Media Kampung – 26 Maret 2026 | A new study published in Radiology shows that radiologists often fail to recognize AI‑generated chest X‑rays. The investigation examined whether experts could distinguish genuine scans from those produced by large language models, revealing unsettling results.

The experiment involved seventeen board‑certified radiologists who were asked to diagnose patients based solely on images presented to them. Synthetic scans were created by prompting ChatGPT with anatomical location, disorder and noise level, yielding images that resembled clinical X‑rays.

When participants first reviewed the images, only forty‑one percent sensed that something was amiss.
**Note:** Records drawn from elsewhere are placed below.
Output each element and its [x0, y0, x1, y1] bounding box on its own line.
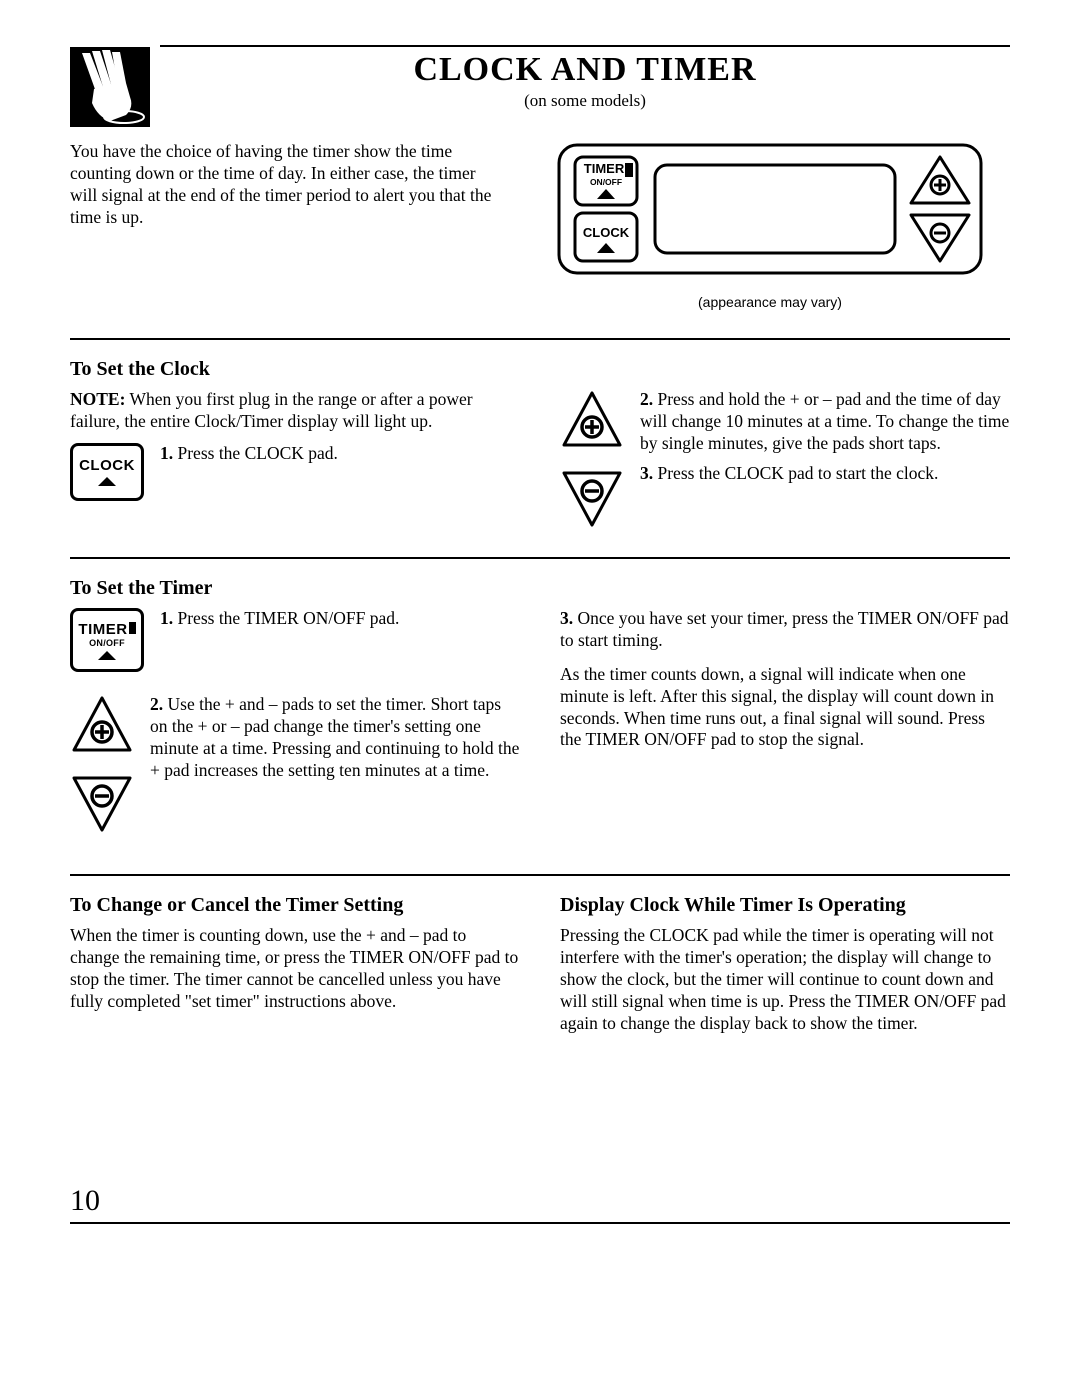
- page-title: CLOCK AND TIMER: [160, 51, 1010, 89]
- clock-pad-label: CLOCK: [79, 457, 135, 474]
- heading-set-timer: To Set the Timer: [70, 577, 1010, 600]
- section-rule-1: [70, 338, 1010, 340]
- timer-step-1-text: 1. Press the TIMER ON/OFF pad.: [160, 608, 520, 630]
- svg-text:CLOCK: CLOCK: [583, 225, 630, 240]
- svg-text:TIMER: TIMER: [584, 161, 625, 176]
- section-rule-3: [70, 874, 1010, 876]
- clock-step-2: 2. Press and hold the + or – pad and the…: [560, 389, 1010, 529]
- title-block: CLOCK AND TIMER (on some models): [160, 47, 1010, 111]
- set-clock-note: NOTE: When you first plug in the range o…: [70, 389, 520, 433]
- heading-display-clock: Display Clock While Timer Is Operating: [560, 894, 1010, 917]
- step-num: 2.: [640, 389, 653, 409]
- clock-pad-icon: CLOCK: [70, 443, 144, 501]
- timer-flag-icon: [129, 622, 136, 634]
- note-label: NOTE:: [70, 389, 125, 409]
- step-num: 1.: [160, 443, 173, 463]
- timer-pad-icon: TIMER ON/OFF: [70, 608, 144, 672]
- page-subtitle: (on some models): [160, 91, 1010, 111]
- intro-text: You have the choice of having the timer …: [70, 141, 500, 310]
- timer-step-2: 2. Use the + and – pads to set the timer…: [70, 694, 520, 834]
- step-num: 2.: [150, 694, 163, 714]
- step-text-content: Press the CLOCK pad.: [173, 443, 338, 463]
- arrow-up-icon: [98, 477, 116, 486]
- svg-text:ON/OFF: ON/OFF: [590, 177, 622, 187]
- control-panel-illustration: TIMER ON/OFF CLOCK (appeara: [530, 141, 1010, 310]
- page: CLOCK AND TIMER (on some models) You hav…: [0, 0, 1080, 1264]
- plus-minus-pads-icon: [560, 389, 624, 529]
- set-timer-right: 3. Once you have set your timer, press t…: [560, 608, 1010, 834]
- step-text-content: Press the CLOCK pad to start the clock.: [653, 463, 938, 483]
- set-clock-right: 2. Press and hold the + or – pad and the…: [560, 389, 1010, 529]
- timer-pad-sublabel: ON/OFF: [89, 638, 125, 648]
- appearance-note: (appearance may vary): [530, 294, 1010, 310]
- timer-step-1: TIMER ON/OFF 1. Press the TIMER ON/OFF p…: [70, 608, 520, 672]
- note-text: When you first plug in the range or afte…: [70, 389, 473, 431]
- step-text-content: Press the TIMER ON/OFF pad.: [173, 608, 399, 628]
- hand-stove-icon: [70, 47, 150, 127]
- clock-right-steps: 2. Press and hold the + or – pad and the…: [640, 389, 1010, 485]
- plus-minus-pads-icon: [70, 694, 134, 834]
- timer-paragraph: As the timer counts down, a signal will …: [560, 664, 1010, 752]
- display-clock-section: Display Clock While Timer Is Operating P…: [560, 894, 1010, 1034]
- heading-change-cancel: To Change or Cancel the Timer Setting: [70, 894, 520, 917]
- clock-step-2-text: 2. Press and hold the + or – pad and the…: [640, 389, 1010, 455]
- step-text-content: Use the + and – pads to set the timer. S…: [150, 694, 519, 780]
- timer-step-2-text: 2. Use the + and – pads to set the timer…: [150, 694, 520, 782]
- display-clock-text: Pressing the CLOCK pad while the timer i…: [560, 925, 1010, 1034]
- section-rule-2: [70, 557, 1010, 559]
- step-text-content: Once you have set your timer, press the …: [560, 608, 1009, 650]
- set-clock-row: NOTE: When you first plug in the range o…: [70, 389, 1010, 529]
- set-timer-left: TIMER ON/OFF 1. Press the TIMER ON/OFF p…: [70, 608, 520, 834]
- set-timer-row: TIMER ON/OFF 1. Press the TIMER ON/OFF p…: [70, 608, 1010, 834]
- intro-row: You have the choice of having the timer …: [70, 141, 1010, 310]
- arrow-up-icon: [98, 651, 116, 660]
- bottom-rule: [70, 1222, 1010, 1224]
- clock-step-1: CLOCK 1. Press the CLOCK pad.: [70, 443, 520, 501]
- timer-pad-label: TIMER: [78, 621, 127, 638]
- step-num: 1.: [160, 608, 173, 628]
- change-cancel-section: To Change or Cancel the Timer Setting Wh…: [70, 894, 520, 1034]
- clock-step-1-text: 1. Press the CLOCK pad.: [160, 443, 520, 465]
- set-clock-left: NOTE: When you first plug in the range o…: [70, 389, 520, 529]
- change-cancel-text: When the timer is counting down, use the…: [70, 925, 520, 1013]
- step-text-content: Press and hold the + or – pad and the ti…: [640, 389, 1009, 453]
- clock-step-3-text: 3. Press the CLOCK pad to start the cloc…: [640, 463, 1010, 485]
- step-num: 3.: [560, 608, 573, 628]
- page-number: 10: [70, 1184, 1010, 1218]
- header-row: CLOCK AND TIMER (on some models): [70, 47, 1010, 127]
- bottom-row: To Change or Cancel the Timer Setting Wh…: [70, 894, 1010, 1034]
- step-num: 3.: [640, 463, 653, 483]
- timer-step-3-text: 3. Once you have set your timer, press t…: [560, 608, 1010, 652]
- heading-set-clock: To Set the Clock: [70, 358, 1010, 381]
The majority proceeded with diagnoses as if the pictures were authentic, highlighting the visual fidelity of the deepfakes.
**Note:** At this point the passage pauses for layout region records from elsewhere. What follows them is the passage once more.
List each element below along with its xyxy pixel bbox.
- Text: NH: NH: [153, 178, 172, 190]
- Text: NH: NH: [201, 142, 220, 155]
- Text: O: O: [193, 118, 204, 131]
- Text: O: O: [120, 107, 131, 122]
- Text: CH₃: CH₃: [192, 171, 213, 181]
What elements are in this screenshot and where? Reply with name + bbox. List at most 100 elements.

After being informed that some images might be fabricated, the radiologists improved their performance, correctly labeling seventy‑five percent of the cases. Despite this increase, a quarter of the assessments remained inaccurate, indicating persistent vulnerability.

The generation process required merely textual prompts, yet the output matched the quality of models trained on millions of medical images. Researchers noted that the ease of creation raises concerns about widespread misuse in clinical settings.

Four multimodal AI systems, including the one that produced the fake scans, were tested for detection capability. Their success rates varied from fifty‑seven to eighty‑five percent, confirming that current AI tools cannot reliably flag their own forgeries.

Lead author Mickael Tordjman warned, ‘If you give back to ChatGPT the same image, it won’t be able to say for sure this is AI and this is not AI,’ calling the limitation ‘disturbing.’ His comment underscores the paradox of AI‑generated content and AI‑based verification.

While no documented incidents of deepfake radiographs disrupting patient care have emerged, experts fear the potential for diagnostic errors and legal liabilities. The risk becomes more acute as generative models become publicly accessible.

Two senior radiologists wrote an editorial emphasizing that unchecked deepfake technology could erode public confidence in medical institutions. They urged immediate development of detection standards and regulatory oversight.

The broader medical community is now debating how to integrate AI safeguards without stifling innovation. Proposals include watermarking generated images, mandatory provenance metadata, and continuous training of clinicians on emerging threats.

In a separate AI‑related episode, the social‑media platform X became the center of a viral confusion over a post dated 1992. Users shared a screenshot claiming the tweet predated the platform’s launch, sparking widespread debate.

The post, originally from 2011, displayed an erroneous timestamp that appeared to be September 2, 1992, prompting speculation about time‑traveling content. X’s built‑in AI assistant Grok intervened to explain the anomaly.

Grok responded that the date was a display glitch caused by legacy timestamp handling, noting the actual posting time was December 11, 2011 at approximately 10:02 JST. The AI clarified the technical cause without resorting to sensationalism.

Technical analysis revealed that the original Unix millisecond timestamp (1,323,565,370,000) overflowed a 32‑bit unsigned integer, resulting in an incorrect conversion to seconds since 1970‑01‑01. This overflow produced the misleading 1992 date.

The incident illustrated how AI can both expose hidden software bugs and inadvertently amplify misinformation when users misinterpret its explanations. Clear communication remains essential to maintain trust.

Both the deepfake X‑ray study and the X timestamp glitch demonstrate a common theme: AI systems excel at creating convincing artifacts but often lack self‑awareness to identify their own errors. This duality challenges regulators and practitioners alike.

Experts advocate for a multi‑layered defense, combining human expertise, AI‑driven detection algorithms, and transparent reporting mechanisms. Such an approach aims to prevent malicious exploitation while preserving the benefits of generative technology.

As generative AI continues to permeate healthcare and social media, vigilance and proactive policy will determine whether society can harness its potential without compromising safety or credibility. Ongoing research and interdisciplinary collaboration are vital to staying ahead of emerging threats.

Artikel ini dipublikasikan oleh Media Kampung.